AKTIVIEREN SIE DAS IDEENPOTENTIAL IHRER MITARBEITER/INNEN:
Neue Arbeitsstrukturen und das Denken in Geschäftsprozessen stellen zunehmend den Menschen in den Mittelpunkt. Das Rezept für Ideenmanagement setzt auf die Kreativität der Mitarbeiter/-innen als einzige Endlos-Ressource“ im Unternehmen.
Den Ideenfluss der Mitarbeiter/-innen zu wecken und nachhaltig zu verstärken, ist das Hauptanliegen eines Ideenmanagement-Projektes, das aus drei wesentlichen Schwerpunkten besteht:
1. Um herauszufinden, in welchem Ausmaß durch bisherige Maßnahmen die Mitarbeiter-Ideenpotentiale genutzt wurden, wird zu Projektstart ein „Ideen- Benchmarking“ durchgeführt. Die bisherige Wirkung und Ergebnisse des im Unternehmen eingesetzten Ideenmanagement (betriebliches Vorschlagswesen) werden anhand objektiver Maßstäbe mit aktuellen Benchmark-Werten aus der Unternehmenspraxis verglichen.
2. Im eigentlichen Kern des Ideenmanagement-Projektes wird – methodisch unterstützt durch externe Beratung – der Erneuerungsprozess durchgängig transparent gemacht. Als zentrales Projektergebnis resultieren Verbesserungsideen, die gemeinsam mit den Führungskräften hinsichtlich Machbarkeit, unter Kosten-/Nutzen-Gesichtspunkten, eingehend erörtert
und entschieden sind. Ergänzend dazu werden Maßnahmen- und Fristenpläne für die Realisierung dieser
Ideen erarbeitet. Daraus ergibt sich ein unmittelbarer, sofort messbarer Projektnutzen.
3. Der dritte Ansatzpunkt ist die Institutionalisierung des Ideenmanagement zu einer dauerhaft „sprudelnden
Quelle“ kreativer Ideen – dem kontinuierlichen Verbesserungsprozess (KVP).
PROJEKT-ABLAUFSCHRITTE:
Alle wesentlichen Einzelschritte und Beratungsleistungen des Ideenmanagement-Projektes sind nachstehend zusammengefasst:
1. Beurteilen des bisherigen Ideenpotentials Mitarbeiter/-innen im Vergleich mit objektiven Kenngrößen
2. Information der Mitarbeiter/-innen über Schwerpunkte des Ideenmanagements.
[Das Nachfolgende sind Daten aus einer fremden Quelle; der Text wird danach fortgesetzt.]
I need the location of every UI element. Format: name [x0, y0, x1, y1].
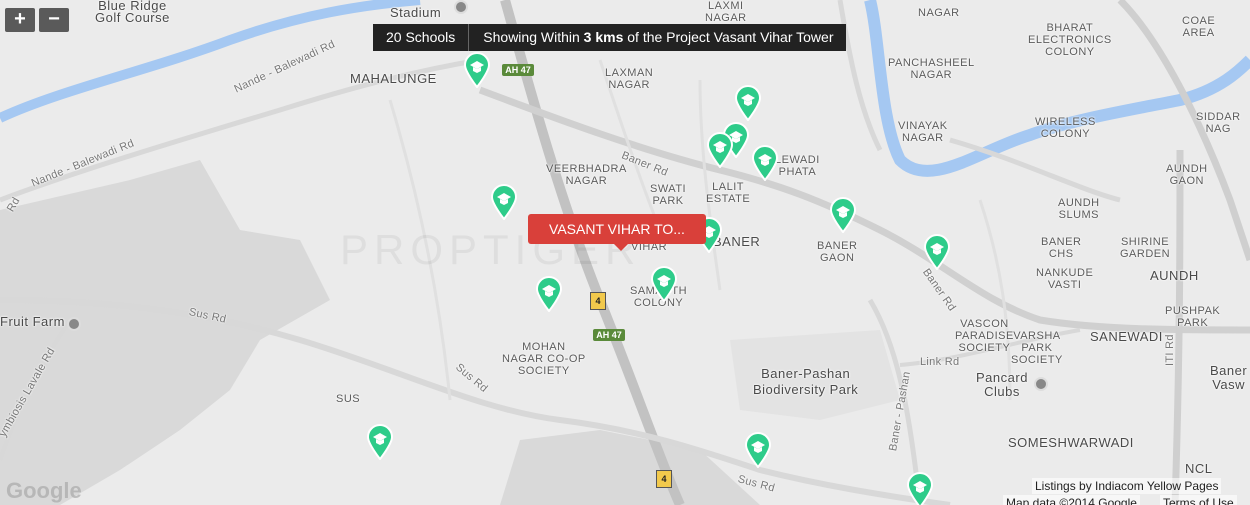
label-pancard: Pancard Clubs: [976, 370, 1028, 399]
label-nankude: NANKUDE VASTI: [1036, 267, 1094, 291]
range-suffix: of the Project Vasant Vihar Tower: [623, 29, 834, 45]
label-baner-gaon: BANER GAON: [817, 240, 858, 264]
terms-link[interactable]: Terms of Use: [1160, 495, 1237, 505]
label-swati-park: SWATI PARK: [650, 183, 687, 207]
label-nagar: NAGAR: [918, 7, 960, 19]
label-ncl: NCL: [1185, 461, 1213, 476]
school-pin-icon[interactable]: [535, 276, 563, 313]
zoom-in-button[interactable]: +: [5, 8, 35, 32]
school-pin-icon[interactable]: [706, 132, 734, 169]
label-baner-chs: BANER CHS: [1041, 236, 1082, 260]
label-wireless: WIRELESS COLONY: [1035, 116, 1096, 140]
label-baner-pashan-park: Baner-Pashan Biodiversity Park: [753, 366, 859, 397]
school-pin-icon[interactable]: [490, 184, 518, 221]
school-pin-icon[interactable]: [906, 472, 934, 505]
label-laxman-nagar: LAXMAN NAGAR: [605, 67, 654, 91]
label-sanewadi: SANEWADI: [1090, 329, 1163, 344]
label-balewadi-phata: LEWADI PHATA: [775, 154, 820, 178]
label-veerbhadra: VEERBHADRA NAGAR: [546, 163, 627, 187]
school-pin-icon[interactable]: [463, 52, 491, 89]
label-pushpak: PUSHPAK PARK: [1165, 305, 1221, 329]
poi-circle-icon: [67, 317, 81, 331]
poi-circle-icon: [1034, 377, 1048, 391]
label-mohan-nagar: MOHAN NAGAR CO-OP SOCIETY: [502, 341, 586, 377]
label-sus: SUS: [336, 393, 361, 405]
school-count[interactable]: 20 Schools: [373, 24, 470, 51]
listings-attribution: Listings by Indiacom Yellow Pages: [1032, 478, 1222, 494]
project-tooltip[interactable]: VASANT VIHAR TO...: [528, 214, 706, 251]
range-distance: 3 kms: [583, 29, 624, 45]
zoom-out-button[interactable]: −: [39, 8, 69, 32]
label-fruit-farm: Fruit Farm: [0, 314, 65, 329]
map-data-attribution: Map data ©2014 Google: [1003, 495, 1140, 505]
label-shirine: SHIRINE GARDEN: [1120, 236, 1171, 260]
label-coae-area: COAE AREA: [1182, 15, 1216, 39]
map-canvas[interactable]: PROPTIGER Blue Ridge Golf Course Stadium…: [0, 0, 1250, 505]
school-pin-icon[interactable]: [923, 234, 951, 271]
label-lalit-estate: LALIT ESTATE: [706, 181, 751, 205]
label-iti-rd: ITI Rd: [1164, 334, 1176, 366]
label-stadium: Stadium: [390, 5, 442, 20]
label-link-rd: Link Rd: [920, 356, 960, 368]
highway-shield-ah47-top: AH 47: [502, 64, 534, 76]
label-blue-ridge: Blue Ridge Golf Course: [95, 0, 170, 25]
label-aundh-gaon: AUNDH GAON: [1166, 163, 1208, 187]
label-laxmi-nagar: LAXMI NAGAR: [705, 0, 747, 24]
google-logo: Google: [6, 478, 82, 503]
label-baner-vasw: Baner Vasw: [1210, 363, 1248, 392]
school-pin-icon[interactable]: [744, 432, 772, 469]
label-aundh-slums: AUNDH SLUMS: [1058, 197, 1100, 221]
poi-circle-icon: [454, 0, 468, 14]
school-pin-icon[interactable]: [829, 197, 857, 234]
school-pin-icon[interactable]: [734, 85, 762, 122]
label-vascon: VASCON PARADISE SOCIETY: [955, 318, 1014, 354]
label-bharat: BHARAT ELECTRONICS COLONY: [1028, 22, 1112, 58]
range-prefix: Showing Within: [483, 29, 584, 45]
label-panchasheel: PANCHASHEEL NAGAR: [888, 57, 975, 81]
label-mahalunge: MAHALUNGE: [350, 71, 437, 86]
label-vinayak: VINAYAK NAGAR: [898, 120, 948, 144]
label-varsha: VARSHA PARK SOCIETY: [1011, 330, 1063, 366]
school-pin-icon[interactable]: [650, 266, 678, 303]
map-info-bar: 20 Schools Showing Within 3 kms of the P…: [373, 24, 846, 51]
highway-shield-ah47-mid: AH 47: [593, 329, 625, 341]
label-someshwarwadi: SOMESHWARWADI: [1008, 435, 1134, 450]
label-siddarth: SIDDAR NAG: [1196, 111, 1241, 135]
range-message: Showing Within 3 kms of the Project Vasa…: [469, 24, 845, 51]
label-aundh: AUNDH: [1150, 268, 1199, 283]
school-pin-icon[interactable]: [366, 424, 394, 461]
highway-shield-nh4-bottom: 4: [656, 470, 672, 488]
school-pin-icon[interactable]: [751, 145, 779, 182]
highway-shield-nh4-mid: 4: [590, 292, 606, 310]
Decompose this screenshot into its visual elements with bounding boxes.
3. „Einstimmen“ der Mitarbeiter/-innen auf die gemeinsame Zielsetzung: IDEEN, zur Verbesserung IST-Zustandes hinsichtlich
- Struktur- und Führungsorganisation
- Kosten
- Prozessorganisation
- Produktivität
- Instrumente / Tools
- Qualität
- Methoden und Systeme
- Zeit
4. Vorstellen der strukturierten Erhebungsunterlagen Problemfeldanalyse und Ideenentwicklung, eingehende
Erörterung und Übergabe an die Mitarbeiter/-innen
5. Ideen-Entwicklung durch die Mitarbeiter/innen Rücklauf innerhalb von ca. 2 Wochen)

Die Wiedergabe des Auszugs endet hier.